Criminals are deliberately seeking out expensive farm machinery and livestock and stealing to order, according to one local farmer.

Figures just released by the country’s leading rural insurance company show that there has been a 12% rise in ‘agri-crime’ compared with the previous year.

NFU Mutual estimates that this is costing the North East region, which includes Yorkshire, some £9.2 million a year.

Rising machinery costs, harsh economic times and the difficulty in policing sparsely populated rural areas are all reasons which have been put forward for the surge in rural crime.

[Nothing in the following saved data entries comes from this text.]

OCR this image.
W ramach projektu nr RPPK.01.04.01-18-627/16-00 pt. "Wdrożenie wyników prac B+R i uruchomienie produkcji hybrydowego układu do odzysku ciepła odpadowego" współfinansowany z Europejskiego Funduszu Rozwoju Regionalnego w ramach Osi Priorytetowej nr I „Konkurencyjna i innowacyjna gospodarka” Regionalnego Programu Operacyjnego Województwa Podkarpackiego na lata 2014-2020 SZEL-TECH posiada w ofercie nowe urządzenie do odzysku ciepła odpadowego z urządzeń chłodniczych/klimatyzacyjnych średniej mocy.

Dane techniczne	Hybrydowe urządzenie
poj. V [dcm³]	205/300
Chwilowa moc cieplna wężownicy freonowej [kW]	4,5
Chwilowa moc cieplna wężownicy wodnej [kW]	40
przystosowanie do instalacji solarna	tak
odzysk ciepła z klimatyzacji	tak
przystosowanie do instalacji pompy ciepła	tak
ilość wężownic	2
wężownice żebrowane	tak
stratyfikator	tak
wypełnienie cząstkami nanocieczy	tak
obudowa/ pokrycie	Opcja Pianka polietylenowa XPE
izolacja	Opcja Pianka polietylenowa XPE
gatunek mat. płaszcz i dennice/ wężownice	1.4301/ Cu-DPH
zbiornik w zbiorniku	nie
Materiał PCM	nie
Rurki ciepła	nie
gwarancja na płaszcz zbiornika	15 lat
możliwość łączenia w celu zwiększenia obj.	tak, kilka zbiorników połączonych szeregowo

Top of the list for thieves in our area are farm machinery and tools, followed by tractors and quad bikes.

Many of the thefts take place under cover of darkness, with the criminals waiting for stormy nights before they strike. Some of the machinery stolen requires expert knowledge or specialist equipment to remove it.

One man who is counting the cost of being the victim of thieves is David Holdsworth, of Half Roods Farm, Meltham. His 150-acre traditional family farm supports dairy, beef and sheep.

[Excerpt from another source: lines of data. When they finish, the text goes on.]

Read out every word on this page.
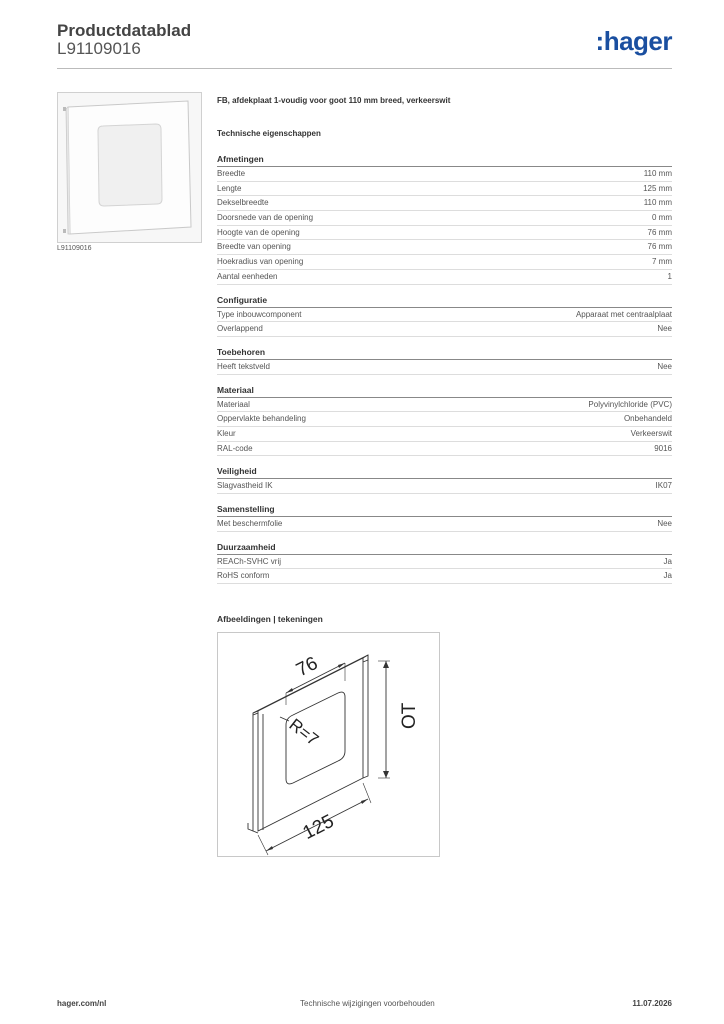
Productdatablad
L91109016	:hager
L91109016
FB, afdekplaat 1-voudig voor goot 110 mm breed, verkeerswit
Technische eigenschappen
Afmetingen
Breedte	110 mm
Lengte	125 mm
Dekselbreedte	110 mm
Doorsnede van de opening	0 mm
Hoogte van de opening	76 mm
Breedte van opening	76 mm
Hoekradius van opening	7 mm
Aantal eenheden	1
Configuratie
Type inbouwcomponent	Apparaat met centraalplaat
Overlappend	Nee
Toebehoren
Heeft tekstveld	Nee
Materiaal
Materiaal	Polyvinylchloride (PVC)
Oppervlakte behandeling	Onbehandeld
Kleur	Verkeerswit
RAL-code	9016
Veiligheid
Slagvastheid IK	IK07
Samenstelling
Met beschermfolie	Nee
Duurzaamheid
REACh-SVHC vrij	Ja
RoHS conform	Ja
Afbeeldingen | tekeningen
76
OT
R=7
125
hager.com/nl	Technische wijzigingen voorbehouden	11.07.2026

Mr Holdsworth, 44, was asleep in the farmhouse when thieves stole his John Deere tractor with a mower conditioner (grass cutting) machine attached last month.

The stolen equipment was worth £40,000.

The fact that the tractor was locked up and parked very close to the farmhouse did not deter the brazen thieves, who damaged gate posts while making their getaway.

The crime took place on a moonless windy and rainy night. Mr Holdsworth believes that the criminals had been watching him and waited for the right conditions to make their move.

He said: “I am sure somebody has been watching and targeting me. I think they came over the top of the hill from Lancashire.

“The mower conditioner is not used for cutting your lawn, you’d use it to cut a 10-acre field. There are some people in the farming industry who are not honest, and professional thieves are being set on to steal.

“I wake up in the middle of the night wondering if they are trying to steal anything else and stick my head out of the window to have a look. They know what we have got now.”

The tractor was recovered 24 hours later at the side of an Oldham road in an unusable condition with thousands of pounds of damage and the mower had disappeared.

Mr Holdsworth is still waiting for repairs to be carried out to his unusable tractor as a very busy time of year and cannot afford to buy a new mower.

He added: “I have managed to locate a good second-hand mower, but I have to put a few thousand pounds of my own money towards it. I have also spent a lot of time chasing paperwork and on the phone.”

In April the Examiner highlighted the case of farm contractor Andrew Nicholson who suffered three thefts in 16 months, losing equipment worth almost £100,000. The latest of these was a trailer and grass roller stolen while he was working at Woolrow Farm, Emley.

Honley-based NFU group secretary Robert Nobles said that the insurance company was offering incentives to farmers who fitted tracker devices to tractors.

He added: “The thieves are quite brazen. The NFU is encouraging farmers and the rural community to be vigilant.

“If you see strange activity, make a quick phone call to the farmer to check it out, anyone can pick up a phone”.